Inhomogenous D.e,,help needed!

• June 9th 2008, 07:28 PM
i_zz_y_ill
Inhomogenous D.e,,help needed!
par (iv) (B)* im stuck on, pls bare with me
q1 A solution is sought to te differential eqn

y(doubledot)+4(dot)+4y=2e^-2t
(i)find the complementary function
(ii)Explain why an expression of either of the fomrs ae^-2t or ate^-2t cannot be a particular integral of the D.e. State a correct form for the partcular integral and hence show the the general solution is:

y=(A+Bt+t^2)e^-2t
(iii)It is given that y=0 when t=1 and that y=0 when t=3. Calculate the constants A and B and write the particular solution in factorised form.
(iv)By reference to the previous answer, write dwn the particular solution in the cases
(A) y=0 when t=2 and y=0 when t=7
(B)*y=0 only when t=1

the answer in (iii) was (t-1)(t-3)e^-2t
I can't really see how this relates to (B).
I just put in y=0 and t=1 getting A+B+1=0 in which case A and B can be anything adding up to -1. The mark scheme i have however gives a mark for the answer being y=e^-2t(t-1)^2 in which case I manipulated this aswer and found that A would equal 1 and B would equal -2.(which contradicts what i thought) Obviously I am missing something either from 3 or something fundamental or this Question is very badly worded or ultimately wrong. Any inputs would be highly appreciated thanks!
• June 9th 2008, 08:01 PM
mr fantastic
Quote:

Originally Posted by i_zz_y_ill
par (iv) (B)* im stuck on, pls bare with me
q1 A solution is sought to te differential eqn

y(doubledot)+4(dot)+4y=2e^-2t
(i)find the complementary function
(ii)Explain why an expression of either of the fomrs ae^-2t or ate^-2t cannot be a particular integral of the D.e. State a correct form for the partcular integral and hence show the the general solution is:

y=(A+Bt+t^2)e^-2t
(iii)It is given that y=0 when t=1 and that y=0 when t=3. Calculate the constants A and B and write the particular solution in factorised form.
(iv)By reference to the previous answer, write dwn the particular solution in the cases
(A) y=0 when t=2 and y=0 when t=7
(B)*y=0 only when t=1

the answer in (iii) was (t-1)(t-3)e^-2t
I can't really see how this relates to (B).
I just put in y=0 and t=1 getting A+B+1=0 in which case A and B can be anything adding up to -1. The mark scheme i have however gives a mark for the answer being y=e^-2t(t-1)^2 in which case I manipulated this aswer and found that A would equal 1 and B would equal -2.(which contradicts what i thought) Obviously I am missing something either from 3 or something fundamental or this Question is very badly worded or ultimately wrong. Any inputs would be highly appreciated thanks!

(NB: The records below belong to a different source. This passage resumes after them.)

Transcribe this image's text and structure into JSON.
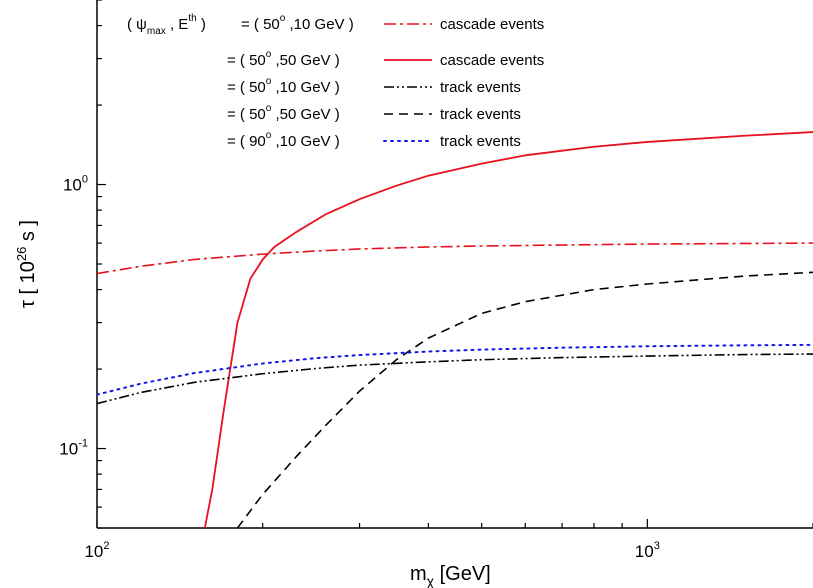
{
  "chart_data": {
    "type": "line",
    "xscale": "log",
    "yscale": "log",
    "xlim": [
      100,
      2000
    ],
    "ylim": [
      0.05,
      5.0
    ],
    "xlabel": {
      "main": "m",
      "sub": "χ",
      "unit": "[GeV]"
    },
    "ylabel": {
      "symbol": "τ",
      "open": "[",
      "base": "10",
      "exp": "26",
      "unit": "s",
      "close": "]"
    },
    "x_ticks": [
      {
        "value": 100,
        "base": "10",
        "exp": "2"
      },
      {
        "value": 1000,
        "base": "10",
        "exp": "3"
      }
    ],
    "y_ticks": [
      {
        "value": 1.0,
        "base": "10",
        "exp": "0"
      },
      {
        "value": 0.1,
        "base": "10",
        "exp": "-1"
      }
    ],
    "legend_header": {
      "open": "(",
      "psi": "ψ",
      "psi_sub": "max",
      "comma": ",",
      "e": "E",
      "e_sup": "th",
      "close": ")"
    },
    "series": [
      {
        "name": "cascade events",
        "prefix": "= ( 50",
        "deg": "o",
        "suffix": ",10 GeV )",
        "color": "#e8101e",
        "dash": "12,4,3,4",
        "width": 1.6,
        "x": [
          100,
          120,
          150,
          200,
          250,
          300,
          400,
          500,
          700,
          1000,
          1500,
          2000
        ],
        "y": [
          0.46,
          0.49,
          0.52,
          0.545,
          0.56,
          0.57,
          0.58,
          0.585,
          0.59,
          0.595,
          0.598,
          0.6
        ]
      },
      {
        "name": "cascade events",
        "prefix": "= ( 50",
        "deg": "o",
        "suffix": ",50 GeV )",
        "color": "#e8101e",
        "dash": "",
        "width": 1.8,
        "x": [
          157,
          162,
          170,
          180,
          190,
          200,
          210,
          230,
          260,
          300,
          350,
          400,
          500,
          600,
          800,
          1000,
          1500,
          2000
        ],
        "y": [
          0.05,
          0.07,
          0.14,
          0.3,
          0.44,
          0.52,
          0.58,
          0.66,
          0.77,
          0.88,
          0.99,
          1.08,
          1.2,
          1.29,
          1.39,
          1.45,
          1.53,
          1.58
        ]
      },
      {
        "name": "track events",
        "prefix": "= ( 50",
        "deg": "o",
        "suffix": ",10 GeV )",
        "color": "#000000",
        "dash": "10,3,2,3,2,3",
        "width": 1.6,
        "x": [
          100,
          120,
          150,
          200,
          250,
          300,
          400,
          500,
          700,
          1000,
          1500,
          2000
        ],
        "y": [
          0.148,
          0.163,
          0.178,
          0.192,
          0.201,
          0.207,
          0.213,
          0.217,
          0.221,
          0.224,
          0.227,
          0.228
        ]
      },
      {
        "name": "track events",
        "prefix": "= ( 50",
        "deg": "o",
        "suffix": ",50 GeV )",
        "color": "#000000",
        "dash": "9,6",
        "width": 1.6,
        "x": [
          180,
          200,
          230,
          260,
          300,
          350,
          400,
          500,
          600,
          800,
          1000,
          1500,
          2000
        ],
        "y": [
          0.05,
          0.067,
          0.093,
          0.122,
          0.165,
          0.217,
          0.262,
          0.325,
          0.36,
          0.4,
          0.42,
          0.45,
          0.465
        ]
      },
      {
        "name": "track events",
        "prefix": "= ( 90",
        "deg": "o",
        "suffix": ",10 GeV )",
        "color": "#1414e6",
        "dash": "2,5",
        "width": 2.0,
        "x": [
          100,
          120,
          150,
          200,
          250,
          300,
          400,
          500,
          700,
          1000,
          1500,
          2000
        ],
        "y": [
          0.16,
          0.176,
          0.193,
          0.21,
          0.22,
          0.226,
          0.233,
          0.237,
          0.241,
          0.244,
          0.246,
          0.247
        ]
      }
    ]
  }
}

First of all, I think part (iv) requires finding brand new values for A and B. So your starting point is

$y = (A + Bt + t^2) e^{-2t}$.

You require $(t - 1)^2 = A + Bt + t^2$ since this is the only way that y = 0 only when t = 1. So A = 1 and B = -2.

Incidentally, for the first bit you require $(t - 1)(t - 7) = A + Bt + t^2$ since this is the only way that y = 0 when t = 1 or t = 7 ......
• June 10th 2008, 04:51 AM
i_zz_y_ill
I can't just say i required (t-1)^2 i thought it could be like anything. When for (A) for instance two simultaneous eqns were calculated and A dn B were strictly limited, with (B) however heres only one imultaneos eqn A + B + 1 = 0

in which case there could be numerous answers to (B) do you see what i mean?
• June 10th 2008, 05:22 PM
mr fantastic
Quote:

Originally Posted by i_zz_y_ill
I can't just say i required (t-1)^2 i thought it could be like anything. When for (A) for instance two simultaneous eqns were calculated and A dn B were strictly limited, with (B) however heres only one imultaneos eqn A + B + 1 = 0

in which case there could be numerous answers to (B) do you see what i mean?

A particular solution has no arbitrary constants in it.

The only way $y = (A + Bt + t^2) e^{-2t}$ can be zero only for t = 1 is in the way that I've already said.